Şimdi, hayaliniz tepkisiz bir toplum yaratmak, o belli. En büyük hayaliniz bu, aslında birçok hayaliniz var ama toplumun tepkisiz olması en büyük hayaliniz ama hesaba katamadığınız bir şey var. Hesaba katamadığınız şey şu: Türk milletinin ve Türk gençliğinin azmini hesaba katamıyorsunuz. Şimdi, bu sizin intikam yasanız, bir intikam yasası bu. Ben bunun adının bundan sonra intikam yasası olarak konuşulması için bir arzum olduğunu da dile getireyim. Ama hukuk devletinde eğer yasalar intikam esas alınarak yapılırlarsa bunun adı diktatorya oluyor. Yani daha da genişletecek olursak tabii çok daha feci. Şimdi, tarih boyunca, bunun kimseye faydası olmamış. Aslında siz Türk milletine vaatler vererek gelirken yasakları kaldırma sözü vererek geldiniz. On sekiz yıl boyunca gitgide başınıza gelen her hadisede, her yanlışta bunu ortadan kaldırmak ve üzerini örtmek için yeni yasaklarla Türk milletini sınarken işte bugün gelinen noktada her şey ortada, anketler ortada. Yani kalmak ve devam etmek istiyorsanız neden bunun dozunu artırırsınız ben bilemiyorum yani. Gerçekten de çok içtenlikle, kendiniz bakımından da düşünmeye sevk etmesi için bu komisyon görüşmelerinin faydalı olacağını umut ettiğimi söylemem lazım.

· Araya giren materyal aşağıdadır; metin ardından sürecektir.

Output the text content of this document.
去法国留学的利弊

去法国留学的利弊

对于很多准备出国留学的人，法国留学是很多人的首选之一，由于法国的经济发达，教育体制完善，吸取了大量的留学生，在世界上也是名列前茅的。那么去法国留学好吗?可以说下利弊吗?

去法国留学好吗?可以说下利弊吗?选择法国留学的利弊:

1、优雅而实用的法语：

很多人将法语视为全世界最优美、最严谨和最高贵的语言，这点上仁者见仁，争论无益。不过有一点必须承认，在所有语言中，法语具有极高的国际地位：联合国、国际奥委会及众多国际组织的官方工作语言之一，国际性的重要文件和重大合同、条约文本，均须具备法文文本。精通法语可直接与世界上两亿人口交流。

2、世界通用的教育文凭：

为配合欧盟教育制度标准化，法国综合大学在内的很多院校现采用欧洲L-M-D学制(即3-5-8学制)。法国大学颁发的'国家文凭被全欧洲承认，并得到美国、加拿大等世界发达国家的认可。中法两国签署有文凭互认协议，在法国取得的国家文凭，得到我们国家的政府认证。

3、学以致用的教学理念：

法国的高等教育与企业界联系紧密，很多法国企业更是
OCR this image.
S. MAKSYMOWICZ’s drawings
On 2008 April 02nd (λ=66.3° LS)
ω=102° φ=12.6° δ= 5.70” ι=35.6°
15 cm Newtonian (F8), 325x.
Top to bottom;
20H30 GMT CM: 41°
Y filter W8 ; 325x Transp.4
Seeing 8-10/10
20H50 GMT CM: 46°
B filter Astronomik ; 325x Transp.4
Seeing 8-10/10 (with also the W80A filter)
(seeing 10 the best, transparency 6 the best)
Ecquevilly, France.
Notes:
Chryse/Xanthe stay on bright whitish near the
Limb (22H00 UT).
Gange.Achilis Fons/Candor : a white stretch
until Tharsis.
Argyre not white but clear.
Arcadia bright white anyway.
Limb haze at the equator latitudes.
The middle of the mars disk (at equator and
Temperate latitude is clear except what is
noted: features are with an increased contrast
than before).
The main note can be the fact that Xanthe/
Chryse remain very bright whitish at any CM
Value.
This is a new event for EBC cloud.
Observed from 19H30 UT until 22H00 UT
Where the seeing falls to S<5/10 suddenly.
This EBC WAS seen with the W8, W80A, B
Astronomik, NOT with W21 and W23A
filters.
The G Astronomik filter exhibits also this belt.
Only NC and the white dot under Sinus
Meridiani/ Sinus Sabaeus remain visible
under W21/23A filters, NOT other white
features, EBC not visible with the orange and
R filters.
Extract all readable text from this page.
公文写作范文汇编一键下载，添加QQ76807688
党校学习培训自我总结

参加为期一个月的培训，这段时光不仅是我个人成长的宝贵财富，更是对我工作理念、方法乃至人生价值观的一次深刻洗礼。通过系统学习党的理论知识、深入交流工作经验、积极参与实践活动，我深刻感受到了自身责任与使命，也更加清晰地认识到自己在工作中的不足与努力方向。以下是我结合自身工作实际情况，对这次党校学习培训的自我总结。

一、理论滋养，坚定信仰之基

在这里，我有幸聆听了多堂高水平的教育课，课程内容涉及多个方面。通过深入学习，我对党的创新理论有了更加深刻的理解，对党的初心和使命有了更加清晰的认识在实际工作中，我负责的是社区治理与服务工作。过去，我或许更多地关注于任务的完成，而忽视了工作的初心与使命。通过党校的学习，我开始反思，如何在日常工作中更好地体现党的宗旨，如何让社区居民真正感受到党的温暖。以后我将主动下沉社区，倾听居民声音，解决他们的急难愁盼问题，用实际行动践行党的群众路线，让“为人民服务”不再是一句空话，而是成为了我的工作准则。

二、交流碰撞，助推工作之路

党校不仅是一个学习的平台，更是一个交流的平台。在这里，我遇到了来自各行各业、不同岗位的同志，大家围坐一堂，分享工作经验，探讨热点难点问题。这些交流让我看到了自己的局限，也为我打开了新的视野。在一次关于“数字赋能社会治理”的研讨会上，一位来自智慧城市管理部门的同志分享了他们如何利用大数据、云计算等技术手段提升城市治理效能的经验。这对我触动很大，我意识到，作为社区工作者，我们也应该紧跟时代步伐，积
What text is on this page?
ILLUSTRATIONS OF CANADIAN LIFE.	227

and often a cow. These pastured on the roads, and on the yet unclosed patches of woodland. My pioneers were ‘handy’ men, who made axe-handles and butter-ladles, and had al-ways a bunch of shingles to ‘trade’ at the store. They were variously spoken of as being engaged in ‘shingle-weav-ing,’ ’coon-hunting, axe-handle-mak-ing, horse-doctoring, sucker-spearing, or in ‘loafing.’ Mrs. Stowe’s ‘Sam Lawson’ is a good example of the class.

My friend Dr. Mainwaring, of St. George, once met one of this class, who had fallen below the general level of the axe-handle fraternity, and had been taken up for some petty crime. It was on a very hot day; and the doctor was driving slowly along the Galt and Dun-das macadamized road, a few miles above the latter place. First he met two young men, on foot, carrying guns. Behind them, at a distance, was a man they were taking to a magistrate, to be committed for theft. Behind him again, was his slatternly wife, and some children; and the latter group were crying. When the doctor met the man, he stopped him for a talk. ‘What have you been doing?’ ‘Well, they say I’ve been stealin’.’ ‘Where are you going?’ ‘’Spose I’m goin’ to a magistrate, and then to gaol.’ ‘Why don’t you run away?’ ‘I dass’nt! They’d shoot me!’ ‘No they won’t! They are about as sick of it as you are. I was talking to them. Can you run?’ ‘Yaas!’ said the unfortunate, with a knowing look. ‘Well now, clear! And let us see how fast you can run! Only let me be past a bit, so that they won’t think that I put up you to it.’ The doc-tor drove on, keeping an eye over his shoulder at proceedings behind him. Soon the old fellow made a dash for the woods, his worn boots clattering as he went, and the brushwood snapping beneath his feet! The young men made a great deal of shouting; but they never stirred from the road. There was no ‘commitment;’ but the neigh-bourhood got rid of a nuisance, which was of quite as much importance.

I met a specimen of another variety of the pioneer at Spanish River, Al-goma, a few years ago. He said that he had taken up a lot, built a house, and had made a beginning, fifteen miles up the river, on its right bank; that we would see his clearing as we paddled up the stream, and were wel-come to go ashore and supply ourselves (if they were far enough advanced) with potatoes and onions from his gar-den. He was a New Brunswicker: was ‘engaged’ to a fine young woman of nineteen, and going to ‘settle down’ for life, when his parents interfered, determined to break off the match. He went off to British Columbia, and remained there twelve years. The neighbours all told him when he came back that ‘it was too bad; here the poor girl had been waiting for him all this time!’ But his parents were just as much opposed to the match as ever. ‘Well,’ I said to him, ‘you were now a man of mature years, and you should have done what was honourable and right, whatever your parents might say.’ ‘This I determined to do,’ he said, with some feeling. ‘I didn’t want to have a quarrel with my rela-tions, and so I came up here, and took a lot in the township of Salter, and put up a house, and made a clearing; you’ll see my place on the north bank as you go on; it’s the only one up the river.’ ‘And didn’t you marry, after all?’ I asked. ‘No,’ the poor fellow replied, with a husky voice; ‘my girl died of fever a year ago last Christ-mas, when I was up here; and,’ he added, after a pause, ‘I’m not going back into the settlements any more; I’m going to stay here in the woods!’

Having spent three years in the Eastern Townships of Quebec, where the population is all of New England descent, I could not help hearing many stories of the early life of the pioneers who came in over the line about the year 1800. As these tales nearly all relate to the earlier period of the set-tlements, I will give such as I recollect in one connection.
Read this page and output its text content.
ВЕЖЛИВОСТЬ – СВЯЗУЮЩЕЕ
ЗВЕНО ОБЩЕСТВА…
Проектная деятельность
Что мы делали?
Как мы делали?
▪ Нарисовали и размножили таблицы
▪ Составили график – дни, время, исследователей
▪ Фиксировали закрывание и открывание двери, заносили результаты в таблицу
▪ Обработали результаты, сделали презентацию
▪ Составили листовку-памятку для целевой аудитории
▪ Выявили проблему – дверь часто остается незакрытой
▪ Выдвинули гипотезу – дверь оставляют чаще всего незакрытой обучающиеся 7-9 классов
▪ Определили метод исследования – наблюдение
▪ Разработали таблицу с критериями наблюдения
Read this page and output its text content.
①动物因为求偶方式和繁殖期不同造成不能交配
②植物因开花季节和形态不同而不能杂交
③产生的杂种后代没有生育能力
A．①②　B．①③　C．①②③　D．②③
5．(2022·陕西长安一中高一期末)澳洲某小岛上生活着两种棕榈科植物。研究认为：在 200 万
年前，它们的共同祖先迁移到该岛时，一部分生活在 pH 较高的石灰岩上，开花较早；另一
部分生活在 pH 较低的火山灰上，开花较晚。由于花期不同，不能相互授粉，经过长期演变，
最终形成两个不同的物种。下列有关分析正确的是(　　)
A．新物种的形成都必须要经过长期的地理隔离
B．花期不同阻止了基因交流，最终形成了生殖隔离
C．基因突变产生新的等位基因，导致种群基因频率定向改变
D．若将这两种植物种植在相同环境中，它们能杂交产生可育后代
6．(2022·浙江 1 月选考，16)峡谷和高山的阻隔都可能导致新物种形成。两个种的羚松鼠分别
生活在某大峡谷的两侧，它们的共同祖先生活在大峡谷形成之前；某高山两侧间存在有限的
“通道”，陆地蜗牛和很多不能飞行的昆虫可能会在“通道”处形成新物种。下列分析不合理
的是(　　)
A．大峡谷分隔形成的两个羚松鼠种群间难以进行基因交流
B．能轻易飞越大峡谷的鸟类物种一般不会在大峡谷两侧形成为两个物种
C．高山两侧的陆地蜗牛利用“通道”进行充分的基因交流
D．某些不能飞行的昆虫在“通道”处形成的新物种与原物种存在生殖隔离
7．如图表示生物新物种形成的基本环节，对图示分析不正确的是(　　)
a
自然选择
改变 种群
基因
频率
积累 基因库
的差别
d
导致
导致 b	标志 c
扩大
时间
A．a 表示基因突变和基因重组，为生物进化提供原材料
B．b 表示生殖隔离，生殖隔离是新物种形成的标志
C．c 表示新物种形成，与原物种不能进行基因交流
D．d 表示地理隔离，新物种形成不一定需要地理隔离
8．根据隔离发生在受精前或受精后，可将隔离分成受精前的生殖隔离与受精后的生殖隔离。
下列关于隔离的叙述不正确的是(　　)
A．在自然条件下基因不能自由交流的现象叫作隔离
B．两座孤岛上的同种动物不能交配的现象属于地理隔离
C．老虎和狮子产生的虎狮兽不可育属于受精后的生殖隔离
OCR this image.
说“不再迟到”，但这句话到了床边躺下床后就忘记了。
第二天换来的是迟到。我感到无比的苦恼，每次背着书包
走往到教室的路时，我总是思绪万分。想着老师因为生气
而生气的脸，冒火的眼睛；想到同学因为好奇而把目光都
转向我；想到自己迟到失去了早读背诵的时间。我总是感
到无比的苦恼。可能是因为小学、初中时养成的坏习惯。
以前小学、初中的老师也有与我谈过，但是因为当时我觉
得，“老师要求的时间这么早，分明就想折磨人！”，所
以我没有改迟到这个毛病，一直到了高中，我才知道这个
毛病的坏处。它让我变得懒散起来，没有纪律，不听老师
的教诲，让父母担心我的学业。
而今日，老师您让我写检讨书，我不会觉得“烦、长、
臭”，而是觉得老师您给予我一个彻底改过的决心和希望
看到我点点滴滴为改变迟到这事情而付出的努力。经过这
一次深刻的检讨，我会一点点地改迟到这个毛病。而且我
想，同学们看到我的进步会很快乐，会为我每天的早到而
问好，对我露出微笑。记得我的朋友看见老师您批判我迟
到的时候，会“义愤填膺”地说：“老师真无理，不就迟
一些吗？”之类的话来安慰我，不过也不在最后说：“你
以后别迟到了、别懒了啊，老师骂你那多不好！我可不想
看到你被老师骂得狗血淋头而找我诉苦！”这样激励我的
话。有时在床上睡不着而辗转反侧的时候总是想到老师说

Şimdi, size de bunun faydası olmayacak dedik çünkü Türkiye Cumhuriyetinin yolu belli, Türkiye'nin yolu belli. Türkiye cumhuriyetten vazgeçemez ve böyle dendiği vakit bununla... Tabii vazgeçemediğiniz Türkiye çağdaş bir cumhuriyet, doksan yedi yıl boyunca böyle gelmiş. Çağdaşlık, demokratik bir devletin ancak vatandaşlarını çağdaş yapmakla mümkün oluyor. Bugün ben komisyonda bunun tartışılıyor ve konuşuluyor olmasından; cumhuriyetin, çağdaş vatandaşları olması gereken Türkiye Cumhuriyeti'nin bu yüce kurumunda utanıyorum. Bugün, burada tartışılan konular gibi gelip giden iktidarlar ve demokrasi zemini dışında yaşananlar ve bunalımlar veya sonrası yaşanan ve maalesef bugünlerde de yaşananlarla o günleri çağrıştıran ara rejim dönemlerinde de bu temel, cumhuriyetin temeli sarsılmamış. Temel; yasalar önünde eşitlik, hukukun üstünlüğü, din ve vicdan hürriyetini teminat altına alan laiklik. İşte bunlar cumhuriyetin temelini oluşturuyor ve demokratik cumhuriyetseniz bunlardan vazgeçemezsiniz. Şimdi, siz bununla sadece günceli değil tarihi bile sansürlemeyi amaçlıyorsunuz. Az önce dedim, memleket tarihinde işsizliğin en fazla olduğu, çalışandan daha fazla olduğu bir dönemde tarihi silmek de sizin için bir sansürü genişletmek, geriye dönük tüm hükûmet eleştiri haberlerini silmek ilk planda böyle çok faydalı gibi görünmüş olabilir ama insanların yaşadıklarını silemezsiniz. Biz yaşıyoruz Türkiye Cumhuriyeti'nde bu sorunları. Bakın burada konuşuyoruz, insanlar kahvehanelerde, her yerde konuşuyorlar. Ve Almanya'yı örnek aldığınızı söylüyorsunuz. Ben şimdi sormak istiyorum: Almanya'da "tweet" attığı için acaba bugün cezaevine giren kaç kişi var, kaç kişi hapiste yatıyor? Almanya'yı kriter aldığınız zaman birçok kriterini önünüze almalısınız ve şapkayı indirmelisiniz. Bugün Avrupa Birliğinde kapılar bize kapanmış vaziyette; hani, her şeyiyle örnek alalım.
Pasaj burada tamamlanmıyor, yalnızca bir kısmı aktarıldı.